## Tokenization in NLTK

In [1]:
from nltk.tokenize import word_tokenize
text1 = "The chicken danced because she loved disco."
tokens = word_tokenize(text1)
print(tokens)

['The', 'chicken', 'danced', 'because', 'she', 'loved', 'disco', '.']


In [2]:
# notice the 'Mr.' is one token but 'tacology.' is two tokens.
text2 = "Mr. Smith loves tacos.
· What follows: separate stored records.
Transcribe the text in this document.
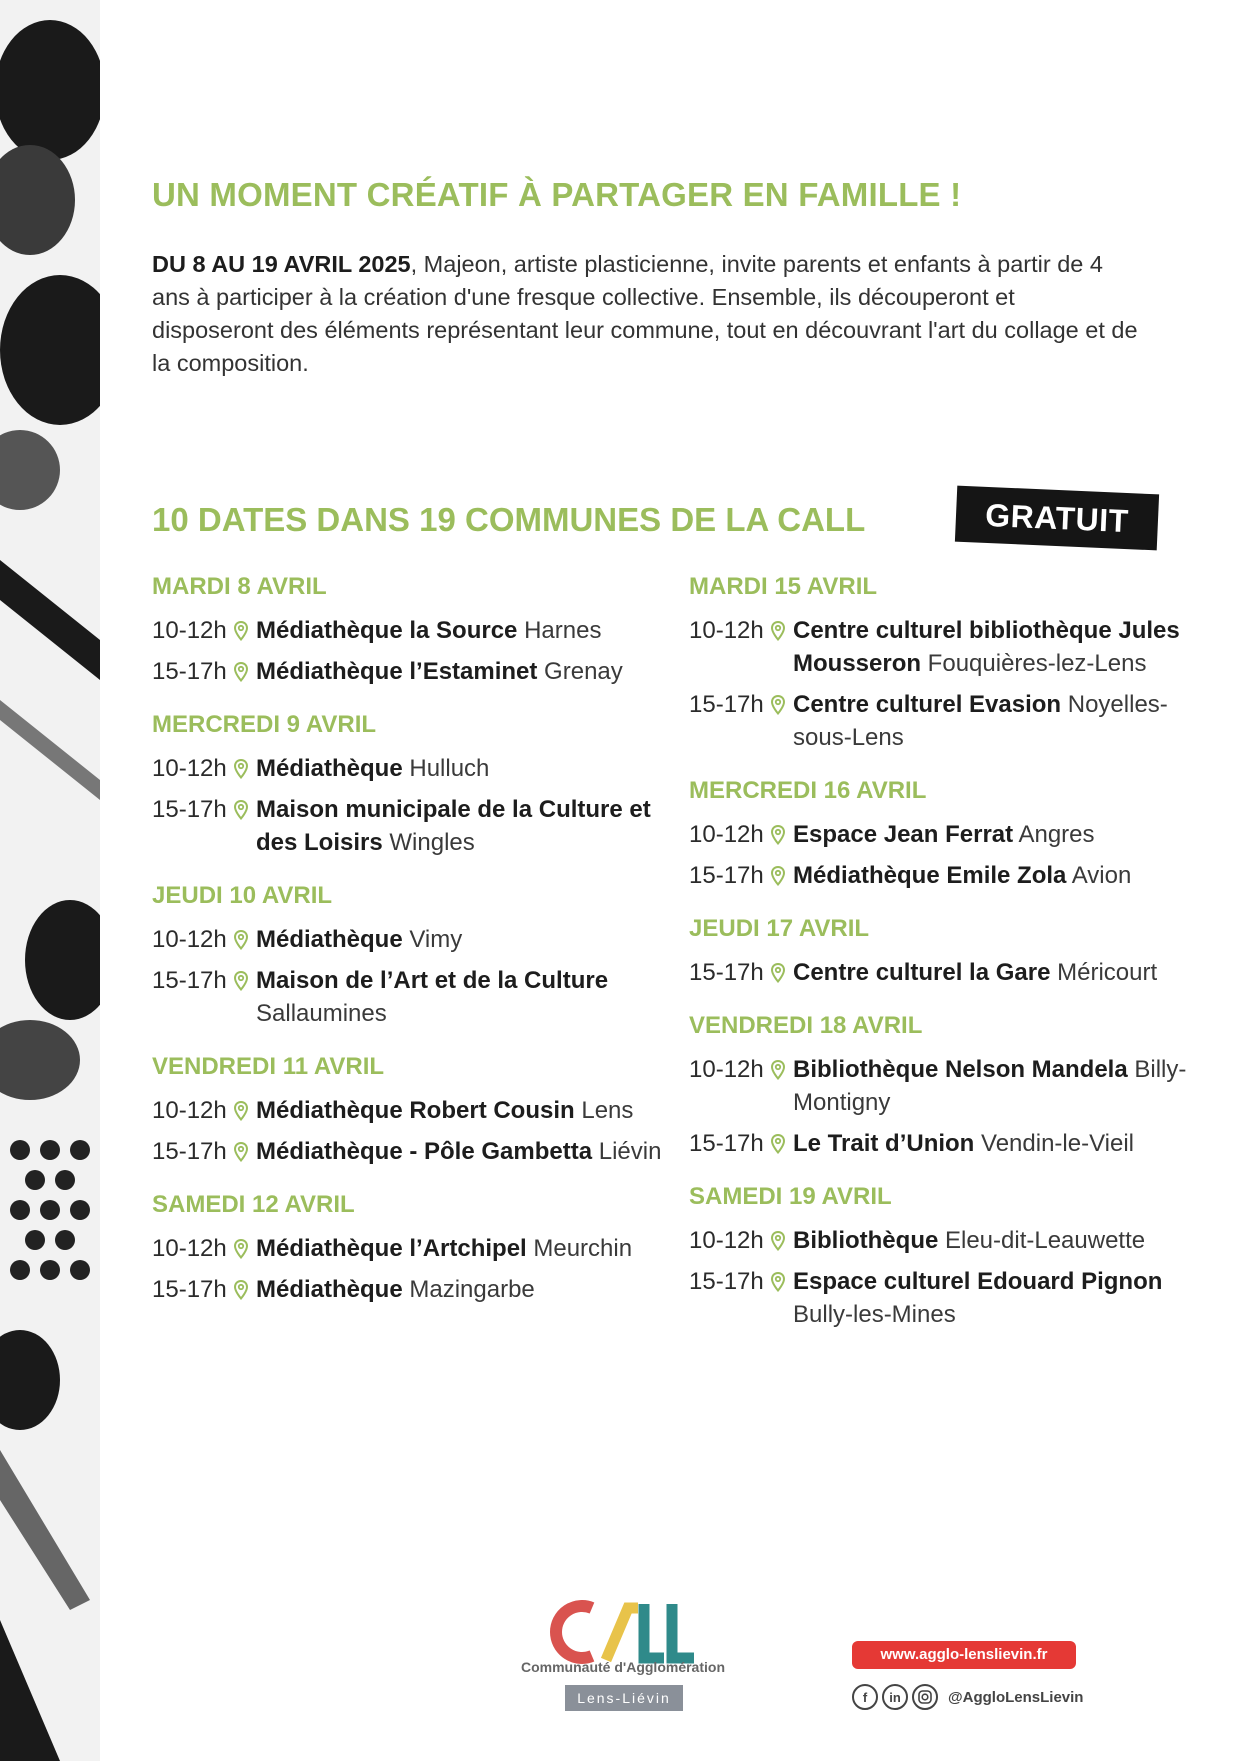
UN MOMENT CRÉATIF À PARTAGER EN FAMILLE !

DU 8 AU 19 AVRIL 2025, Majeon, artiste plasticienne, invite parents et enfants à partir de 4 ans à participer à la création d'une fresque collective. Ensemble, ils découperont et disposeront des éléments représentant leur commune, tout en découvrant l'art du collage et de la composition.

10 DATES DANS 19 COMMUNES DE LA CALL	GRATUIT
MARDI 8 AVRIL
10-12h	Médiathèque la Source Harnes
15-17h	Médiathèque l’Estaminet Grenay
MERCREDI 9 AVRIL
10-12h	Médiathèque Hulluch
15-17h	Maison municipale de la Culture et des Loisirs Wingles
JEUDI 10 AVRIL
10-12h	Médiathèque Vimy
15-17h	Maison de l’Art et de la Culture Sallaumines
VENDREDI 11 AVRIL
10-12h	Médiathèque Robert Cousin Lens
15-17h	Médiathèque - Pôle Gambetta Liévin
SAMEDI 12 AVRIL
10-12h	Médiathèque l’Artchipel Meurchin
15-17h	Médiathèque Mazingarbe
MARDI 15 AVRIL
10-12h	Centre culturel bibliothèque Jules Mousseron Fouquières-lez-Lens
15-17h	Centre culturel Evasion Noyelles-sous-Lens
MERCREDI 16 AVRIL
10-12h	Espace Jean Ferrat Angres
15-17h	Médiathèque Emile Zola Avion
JEUDI 17 AVRIL
15-17h	Centre culturel la Gare Méricourt
VENDREDI 18 AVRIL
10-12h	Bibliothèque Nelson Mandela Billy-Montigny
15-17h	Le Trait d’Union Vendin-le-Vieil
SAMEDI 19 AVRIL
10-12h	Bibliothèque Eleu-dit-Leauwette
15-17h	Espace culturel Edouard Pignon Bully-les-Mines
Communauté d'Agglomération
Lens-Liévin
www.agglo-lenslievin.fr
f	in	@AggloLensLievin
He has a Ph.D. in tacology."
tokens = word_tokenize(text2)
print(tokens)

['Mr.', 'Smith', 'loves', 'tacos', '.', 'He', 'has', 'a', 'Ph.D.', 'in', 'tacology', '.']


## Tokenization in spaCy

In [3]:
from spacy.en import English
parser = English()
tokens = parser(text1)
tokens = [token.orth_ for token in tokens if not token.orth_.isspace()]
print(tokens)

['The', 'chicken', 'danced', 'because', 'she', 'loved', 'disco', '.']


In [4]:
# Here we see why spaCy made the sentence segmentation error in the previous lesson
# ** Seems to be fixed in upgrades to spaCy
tokens = parser(text2)
tokens = [token.orth_ for token in tokens if not token.orth_.isspace()]
print(tokens)

['Mr.', 'Smith', 'loves', 'tacos', '.', 'He', 'has', 'a', 'Ph.D.', 'in', 'tacology', '.']


In [5]:
# It can be fixed with a little effort https://github.com/explosion/spaCy/issues/592
import spacy
text = "He has a Ph.D. in tacology."
spacy.en.English.Defaults.tokenizer_exceptions["Ph.D."] = [{"F": "Ph.D."}]
parser = English()
tokens = parser(text2)
tokens = [token.orth_ for token in tokens if not token.orth_.isspace()]
print(tokens)

['Mr.', 'Smith', 'loves', 'tacos', '.', 'He', 'has', 'a', 'Ph.D.', 'in', 'tacology', '.']


In [6]:
# tokens in spaCy have a lot of information
dir(tokens[0])

['__add__',
 '__class__',
 '__contains__',
 '__delattr__',
 '__dir__',
 '__doc__',
 '__eq__',
 '__format__',
 '__ge__',
 '__getattribute__',
 '__getitem__',
 '__getnewargs__',
 '__gt__',
 '__hash__',
 '__init__',
 '__iter__',
 '__le__',
 '__len__',
 '__lt__',
 '__mod__',
 '__mul__',
 '__ne__',
 '__new__',
 '__reduce__',
 '__reduce_ex__',
 '__repr__',
 '__rmod__',
 '__rmul__',
 '__setattr__',
 '__sizeof__',
 '__str__',
 '__subclasshook__',
 'capitalize',
 'casefold',
 'center',
 'count',
 'encode',
 'endswith',
 'expandtabs',
 'find',
 'format',
 'format_map',
 'index',
 'isalnum',
 'isalpha',
 'isdecimal',
 'isdigit',
 'isidentifier',
 'islower',
 'isnumeric',
 'isprintable',
 'isspace',
 'istitle',
 'isupper',
 'join',
 'ljust',
 'lower',
 'lstrip',
 'maketrans',
 'partition',
 'replace',
 'rfind',
 'rindex',
 'rjust',
 'rpartition',
 'rsplit',
 'rstrip',
 'split',
 'splitlines',
 'startswith',
 'strip',
 'swapcase',
 'title',
 'translate',
 'upper',
 'zfill']

In [7]:
def print_token(token):
    print("===================================")
    print("value:", token.orth_)
    print("lemma:", token.lemma_)
    print("shape:", token.shape_)

In [8]:
# Note the lemma for "ran" and "was"
text3 = "He ran to the store because he was king of the apes."
tokens = parser(text3)
for token in tokens:
    print_token(token)

value: He
lemma: -PRON-
shape: Xx
value: ran
lemma: run
shape: xxx
value: to
lemma: to
shape: xx
value: the
lemma: the
shape: xxx
value: store
lemma: store
shape: xxxx
value: because
lemma: because
shape: xxxx
value: he
lemma: -PRON-
shape: xx
value: was
lemma: be
shape: xxx
value: king
lemma: king
shape: xxxx
value: of
lemma: of
shape: xx
value: the
lemma: the
shape: xxx
value: apes
lemma: ape
shape: xxxx
value: .
lemma: .
shape: .